E2 eliminations typically form the most substituted (most stable) alkene product—Zaitsev's rule. This is because substitution stabilizes the C=C double bond. However, bulky bases (like t-BuOK) or quaternary ammonium hydroxides undergoing Hofmann elimination form the less substituted, terminal alkene product instead. This anti-Zaitsev selectivity occurs when steric hindrance dominates thermodynamic stability.
From your study of E2 elimination, you know the mechanism: a strong base abstracts a beta-hydrogen while the leaving group departs, forming a new C=C double bond in a single concerted step. But when a substrate has beta-hydrogens on more than one carbon, which hydrogen gets abstracted? This is a question of regioselectivity — the elimination can form different constitutional isomers of the alkene depending on which beta-hydrogen is removed.
Zaitsev's rule states that the major product is the more substituted alkene — the one with more alkyl groups attached to the double bond carbons. Why? Alkyl groups stabilize double bonds through hyperconjugation (overlap of adjacent C–H sigma bonds with the pi system). A trisubstituted alkene is more stable than a disubstituted one, which is more stable than a monosubstituted one. Since E2 transition states have partial double-bond character, the transition state leading to the more substituted product is lower in energy, making it the kinetically and thermodynamically favored pathway. For example, when 2-bromobutane undergoes E2 elimination with sodium ethoxide, the major product is 2-butene (the more substituted, internal alkene), not 1-butene (the less substituted, terminal alkene).

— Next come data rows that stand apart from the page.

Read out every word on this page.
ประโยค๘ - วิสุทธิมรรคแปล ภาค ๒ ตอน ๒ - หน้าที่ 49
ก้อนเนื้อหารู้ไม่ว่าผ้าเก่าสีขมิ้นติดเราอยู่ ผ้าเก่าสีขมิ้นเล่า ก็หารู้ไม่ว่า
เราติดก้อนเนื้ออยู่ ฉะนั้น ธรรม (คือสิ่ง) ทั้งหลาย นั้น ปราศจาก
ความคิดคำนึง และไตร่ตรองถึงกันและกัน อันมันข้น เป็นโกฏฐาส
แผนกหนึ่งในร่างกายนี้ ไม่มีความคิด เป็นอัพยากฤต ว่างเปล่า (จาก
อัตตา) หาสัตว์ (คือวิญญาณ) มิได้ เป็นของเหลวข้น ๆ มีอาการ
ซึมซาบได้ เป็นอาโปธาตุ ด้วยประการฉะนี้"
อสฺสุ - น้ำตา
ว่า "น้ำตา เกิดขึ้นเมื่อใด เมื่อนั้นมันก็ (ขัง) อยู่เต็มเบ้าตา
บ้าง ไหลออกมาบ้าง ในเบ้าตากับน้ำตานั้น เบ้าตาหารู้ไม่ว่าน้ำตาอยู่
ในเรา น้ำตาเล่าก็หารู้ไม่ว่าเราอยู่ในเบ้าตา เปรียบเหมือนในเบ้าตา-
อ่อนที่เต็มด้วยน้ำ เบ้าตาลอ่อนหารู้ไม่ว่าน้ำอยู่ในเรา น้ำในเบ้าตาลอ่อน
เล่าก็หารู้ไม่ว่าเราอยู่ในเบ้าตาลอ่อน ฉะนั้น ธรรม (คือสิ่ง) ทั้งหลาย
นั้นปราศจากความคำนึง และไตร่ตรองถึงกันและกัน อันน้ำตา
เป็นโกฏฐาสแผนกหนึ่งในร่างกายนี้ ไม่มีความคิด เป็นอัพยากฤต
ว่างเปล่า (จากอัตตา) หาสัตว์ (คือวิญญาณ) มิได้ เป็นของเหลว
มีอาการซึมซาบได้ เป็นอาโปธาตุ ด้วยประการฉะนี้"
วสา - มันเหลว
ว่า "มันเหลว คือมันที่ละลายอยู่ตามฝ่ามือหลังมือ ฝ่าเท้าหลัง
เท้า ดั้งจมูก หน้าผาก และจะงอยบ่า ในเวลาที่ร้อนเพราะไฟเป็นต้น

The exception arises when steric effects override thermodynamic preferences. Hofmann elimination produces the less substituted alkene and occurs in two classic situations. First, when you use a bulky base like potassium tert-butoxide (t-BuOK), the large tert-butyl group physically cannot reach the more hindered internal beta-hydrogens. It instead abstracts the more accessible hydrogen on the less substituted carbon, yielding the terminal alkene. Second, the original Hofmann elimination involves heating a quaternary ammonium hydroxide — here the bulky NR₃ leaving group makes the transition state leading to the more substituted alkene sterically crowded, again favoring the less substituted product.

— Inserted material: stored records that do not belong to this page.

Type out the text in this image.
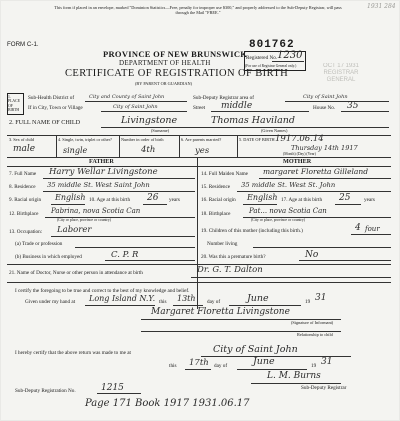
This form if placed in an envelope, marked "Dominion Statistics—Free, penalty for improper use $300," and properly addressed to the Sub-Deputy Registrar, will pass through the Mail "FREE."
1931 284
FORM C-1.	801762
PROVINCE OF NEW BRUNSWICK
DEPARTMENT OF HEALTH
CERTIFICATE OF REGISTRATION OF BIRTH
(BY PARENT OR GUARDIAN)
Registered No. 1230
(For use of Registrar General only.)	OCT 17 1931
REGISTRAR
GENERAL
1. PLACE OF BIRTH
Sub-Health District of	City and County of Saint John	Sub-Deputy Registrar area of	City of Saint John
If in City, Town or Village	City of Saint John	Street middle	House No. 35
2. FULL NAME OF CHILD	Livingstone	Thomas Haviland
(Surname)	(Given Names)
3. Sex of child
male
4. Single, twin, triplet or other?
single
Number in order of birth
4th
6. Are parents married?
yes
5. DATE OF BIRTH 1917.06.14
Thursday 14th 1917
(Month) (Day) (Year)
FATHER	MOTHER
7. Full Name Harry Wellar Livingstone
8. Residence 35 middle St. West Saint John
9. Racial origin English 10. Age at this birth 26 years
12. Birthplace Pabrina, nova Scotia Can
(City or place, province or country)
13. Occupation: Laborer
(a) Trade or profession
(b) Business in which employed	C. P. R
14. Full Maiden Name margaret Floretta Gilleland
15. Residence 35 middle St. West St. John
16. Racial origin English 17. Age at this birth 25	years
18. Birthplace	Pat... nova Scotia Can
(City or place, province or country)
19. Children of this mother (including this birth.)	4 four
Number living
20. Was this a premature birth?	No
21. Name of Doctor, Nurse or other person in attendance at birth	Dr. G. T. Dalton
I certify the foregoing to be true and correct to the best of my knowledge and belief.
Given under my hand at Long Island N.Y. this 13th day of	June	19 31
Margaret Floretta Livingstone
(Signature of Informant)
Relationship to child
I hereby certify that the above return was made to me at	City of Saint John
this 17th day of	June	19 31
L. M. Burns
Sub-Deputy Registrar
Sub-Deputy Registration No.	1215
Page 171 Book 1917 1931.06.17
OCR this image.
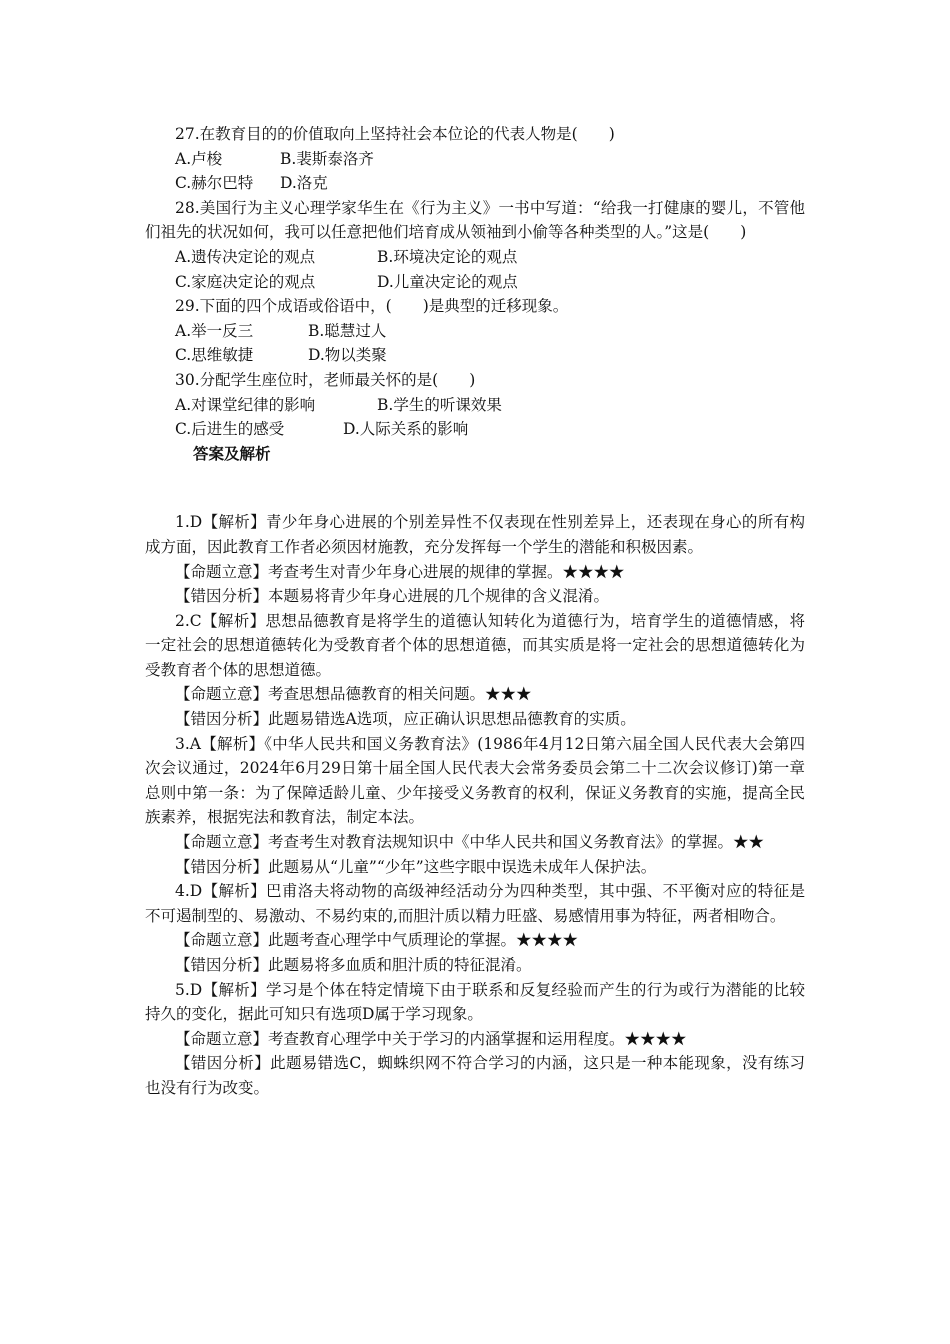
27.在教育目的的价值取向上坚持社会本位论的代表人物是(　　)
A.卢梭	B.裴斯泰洛齐
C.赫尔巴特	D.洛克
28.美国行为主义心理学家华生在《行为主义》一书中写道：“给我一打健康的婴儿，不管他们祖先的状况如何，我可以任意把他们培育成从领袖到小偷等各种类型的人。”这是(　　)
A.遗传决定论的观点	B.环境决定论的观点
C.家庭决定论的观点	D.儿童决定论的观点
29.下面的四个成语或俗语中，(　　)是典型的迁移现象。
A.举一反三	B.聪慧过人
C.思维敏捷	D.物以类聚
30.分配学生座位时，老师最关怀的是(　　)
A.对课堂纪律的影响	B.学生的听课效果
C.后进生的感受	D.人际关系的影响
答案及解析
1.D【解析】青少年身心进展的个别差异性不仅表现在性别差异上，还表现在身心的所有构成方面，因此教育工作者必须因材施教，充分发挥每一个学生的潜能和积极因素。
【命题立意】考查考生对青少年身心进展的规律的掌握。★★★★
【错因分析】本题易将青少年身心进展的几个规律的含义混淆。
2.C【解析】思想品德教育是将学生的道德认知转化为道德行为，培育学生的道德情感，将一定社会的思想道德转化为受教育者个体的思想道德，而其实质是将一定社会的思想道德转化为受教育者个体的思想道德。
【命题立意】考查思想品德教育的相关问题。★★★
【错因分析】此题易错选A选项，应正确认识思想品德教育的实质。
3.A【解析】《中华人民共和国义务教育法》(1986年4月12日第六届全国人民代表大会第四次会议通过，2024年6月29日第十届全国人民代表大会常务委员会第二十二次会议修订)第一章总则中第一条：为了保障适龄儿童、少年接受义务教育的权利，保证义务教育的实施，提高全民族素养，根据宪法和教育法，制定本法。
【命题立意】考查考生对教育法规知识中《中华人民共和国义务教育法》的掌握。★★
【错因分析】此题易从“儿童”“少年”这些字眼中误选未成年人保护法。
4.D【解析】巴甫洛夫将动物的高级神经活动分为四种类型，其中强、不平衡对应的特征是不可遏制型的、易激动、不易约束的,而胆汁质以精力旺盛、易感情用事为特征，两者相吻合。
【命题立意】此题考查心理学中气质理论的掌握。★★★★
【错因分析】此题易将多血质和胆汁质的特征混淆。
5.D【解析】学习是个体在特定情境下由于联系和反复经验而产生的行为或行为潜能的比较持久的变化，据此可知只有选项D属于学习现象。
【命题立意】考查教育心理学中关于学习的内涵掌握和运用程度。★★★★
【错因分析】此题易错选C，蜘蛛织网不符合学习的内涵，这只是一种本能现象，没有练习也没有行为改变。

The practical takeaway is a simple decision rule: use a normal-sized base (like NaOEt or NaOH) for Zaitsev products (more substituted alkenes), and switch to a bulky base (t-BuOK) when you want the anti-Zaitsev or Hofmann product (less substituted, terminal alkene). This is one of the clearest examples in organic chemistry of how base choice controls product distribution — the substrate and mechanism are the same, but the size of the base determines which hydrogen is accessible and therefore which alkene forms.